Callista Gingrich's hairdo at last night's debate (AP Photo detail)
I know I've already compared Callista Gingrich's mighty hair helmet to celestial objects, but the more and more I look at it, the more I'm convinced that the hairdo itself is of extraterrestrial origin.
17 comments:
She's like a Dick Tracy character.
Pure dynel!
Mars Attacks!
there doesn't seem to be a thing about her that isn't fried died and reapplied.
Cream of tartar, copper bowl, or the power of the labyrinth upon rich, dumb, gold-digging blondes?
Her heat shield of a hairdo is coated with tiny, imperceptible tiles - the same used on the Space Shuttle.

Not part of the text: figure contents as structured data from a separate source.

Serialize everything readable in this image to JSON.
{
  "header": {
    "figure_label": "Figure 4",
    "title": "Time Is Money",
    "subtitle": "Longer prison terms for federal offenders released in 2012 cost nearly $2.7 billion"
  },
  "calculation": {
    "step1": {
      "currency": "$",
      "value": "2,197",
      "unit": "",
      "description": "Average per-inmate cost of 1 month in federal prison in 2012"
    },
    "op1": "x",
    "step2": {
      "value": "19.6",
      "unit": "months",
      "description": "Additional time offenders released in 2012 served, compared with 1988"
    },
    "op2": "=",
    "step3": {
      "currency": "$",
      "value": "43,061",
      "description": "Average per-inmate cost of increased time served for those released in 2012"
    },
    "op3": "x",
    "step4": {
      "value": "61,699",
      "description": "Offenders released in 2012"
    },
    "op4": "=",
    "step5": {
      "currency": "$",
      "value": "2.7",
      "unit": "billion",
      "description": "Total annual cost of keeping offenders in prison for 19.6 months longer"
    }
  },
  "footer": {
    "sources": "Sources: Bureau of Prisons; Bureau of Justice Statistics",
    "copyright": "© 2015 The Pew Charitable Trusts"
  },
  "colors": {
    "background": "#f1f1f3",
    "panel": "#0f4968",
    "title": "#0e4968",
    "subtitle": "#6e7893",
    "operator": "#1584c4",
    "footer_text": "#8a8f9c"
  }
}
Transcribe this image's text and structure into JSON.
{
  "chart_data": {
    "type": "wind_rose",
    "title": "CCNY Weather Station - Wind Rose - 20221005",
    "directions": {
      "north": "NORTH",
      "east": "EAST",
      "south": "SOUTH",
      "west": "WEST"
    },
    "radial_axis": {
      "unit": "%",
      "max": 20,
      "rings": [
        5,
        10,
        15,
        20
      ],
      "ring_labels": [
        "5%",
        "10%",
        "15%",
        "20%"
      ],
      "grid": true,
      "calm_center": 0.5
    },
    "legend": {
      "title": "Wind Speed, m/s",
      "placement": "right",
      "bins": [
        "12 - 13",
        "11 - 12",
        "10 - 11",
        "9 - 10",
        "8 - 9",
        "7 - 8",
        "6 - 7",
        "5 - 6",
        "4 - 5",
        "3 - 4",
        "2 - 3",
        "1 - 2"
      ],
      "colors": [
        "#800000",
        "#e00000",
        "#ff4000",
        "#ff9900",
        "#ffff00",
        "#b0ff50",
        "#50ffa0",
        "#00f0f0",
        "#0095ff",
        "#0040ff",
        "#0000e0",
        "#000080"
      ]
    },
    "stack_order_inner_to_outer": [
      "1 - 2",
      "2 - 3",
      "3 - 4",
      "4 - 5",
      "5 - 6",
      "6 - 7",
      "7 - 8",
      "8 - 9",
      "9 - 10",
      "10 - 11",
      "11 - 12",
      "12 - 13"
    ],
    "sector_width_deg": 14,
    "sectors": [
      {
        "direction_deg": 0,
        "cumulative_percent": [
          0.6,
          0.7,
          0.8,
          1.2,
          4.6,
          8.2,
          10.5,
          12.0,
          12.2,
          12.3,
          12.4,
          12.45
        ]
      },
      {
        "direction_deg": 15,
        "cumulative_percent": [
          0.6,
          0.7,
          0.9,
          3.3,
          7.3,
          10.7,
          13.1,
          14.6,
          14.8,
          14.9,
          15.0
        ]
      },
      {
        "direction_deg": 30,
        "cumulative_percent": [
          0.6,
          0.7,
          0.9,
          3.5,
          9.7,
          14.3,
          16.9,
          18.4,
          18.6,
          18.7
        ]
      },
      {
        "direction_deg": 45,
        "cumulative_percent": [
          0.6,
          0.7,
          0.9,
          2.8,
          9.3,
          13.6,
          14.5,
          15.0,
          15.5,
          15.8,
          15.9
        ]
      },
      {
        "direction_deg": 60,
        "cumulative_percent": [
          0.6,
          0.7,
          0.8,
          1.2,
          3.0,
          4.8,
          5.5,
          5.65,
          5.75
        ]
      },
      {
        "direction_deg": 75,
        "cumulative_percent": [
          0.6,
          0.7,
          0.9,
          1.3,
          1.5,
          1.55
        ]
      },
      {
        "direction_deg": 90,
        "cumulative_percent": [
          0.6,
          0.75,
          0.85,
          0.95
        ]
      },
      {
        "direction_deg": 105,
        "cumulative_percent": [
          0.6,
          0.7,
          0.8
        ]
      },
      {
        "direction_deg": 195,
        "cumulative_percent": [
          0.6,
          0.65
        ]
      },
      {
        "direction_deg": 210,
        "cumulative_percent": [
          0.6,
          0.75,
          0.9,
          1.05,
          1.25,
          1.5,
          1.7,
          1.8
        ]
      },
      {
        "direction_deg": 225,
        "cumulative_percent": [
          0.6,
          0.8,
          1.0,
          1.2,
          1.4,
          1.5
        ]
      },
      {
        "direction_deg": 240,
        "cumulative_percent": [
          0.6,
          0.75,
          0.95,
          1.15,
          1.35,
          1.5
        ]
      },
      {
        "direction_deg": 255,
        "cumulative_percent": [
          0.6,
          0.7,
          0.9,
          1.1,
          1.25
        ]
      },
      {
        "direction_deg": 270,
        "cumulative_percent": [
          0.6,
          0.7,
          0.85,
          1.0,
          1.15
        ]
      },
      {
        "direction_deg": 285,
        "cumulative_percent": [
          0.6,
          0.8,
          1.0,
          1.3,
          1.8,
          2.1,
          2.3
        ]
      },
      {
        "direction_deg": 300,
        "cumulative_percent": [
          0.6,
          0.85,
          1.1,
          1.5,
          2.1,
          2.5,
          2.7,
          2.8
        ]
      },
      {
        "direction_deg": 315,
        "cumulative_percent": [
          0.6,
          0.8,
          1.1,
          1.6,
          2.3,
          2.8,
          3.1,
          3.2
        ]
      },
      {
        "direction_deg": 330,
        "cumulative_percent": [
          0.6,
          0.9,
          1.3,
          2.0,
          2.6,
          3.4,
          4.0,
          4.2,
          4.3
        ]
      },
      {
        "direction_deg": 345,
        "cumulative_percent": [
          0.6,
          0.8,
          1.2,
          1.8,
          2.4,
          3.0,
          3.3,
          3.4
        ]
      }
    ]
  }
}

I love the post title, since her 'do often puts me in mind of meringues. Sweet, airy meringues.
Is she compensating for the fact that she never got a nose job?
I'm so glad I'm bald.
As a wee lass I was crushed when I received my 3 wigs ordered from the back of a comic book. (should've read the fine print)
http://boingboing.net/2008/06/11/girl-in-a-plastic-wi.html
It is possible to trademark a hair curl?
Gawd, there are going to be SO MANY Callista Halloween costumes this year!
The more I look at this, the more weirded out I get by her makeup and skin.
There's something very "uncanny valley" about it I can't quite put my finger on.
Laugh while you can, Monkeyboys, but there's no denying that's an awesome nose! I've finally seen her good side.
Looks to me like the wicked witch of 'whatever direction', with lipstick & a really bad helmet-wig.
I don't like picking on people's looks...but really lady, it's time to accept that ageing happens to us all.
The nose!
Can you create an adorable creature from The Nose?
Between the nose and that chin wart, she's already cinched the best costume trophy at the country club Halloween party.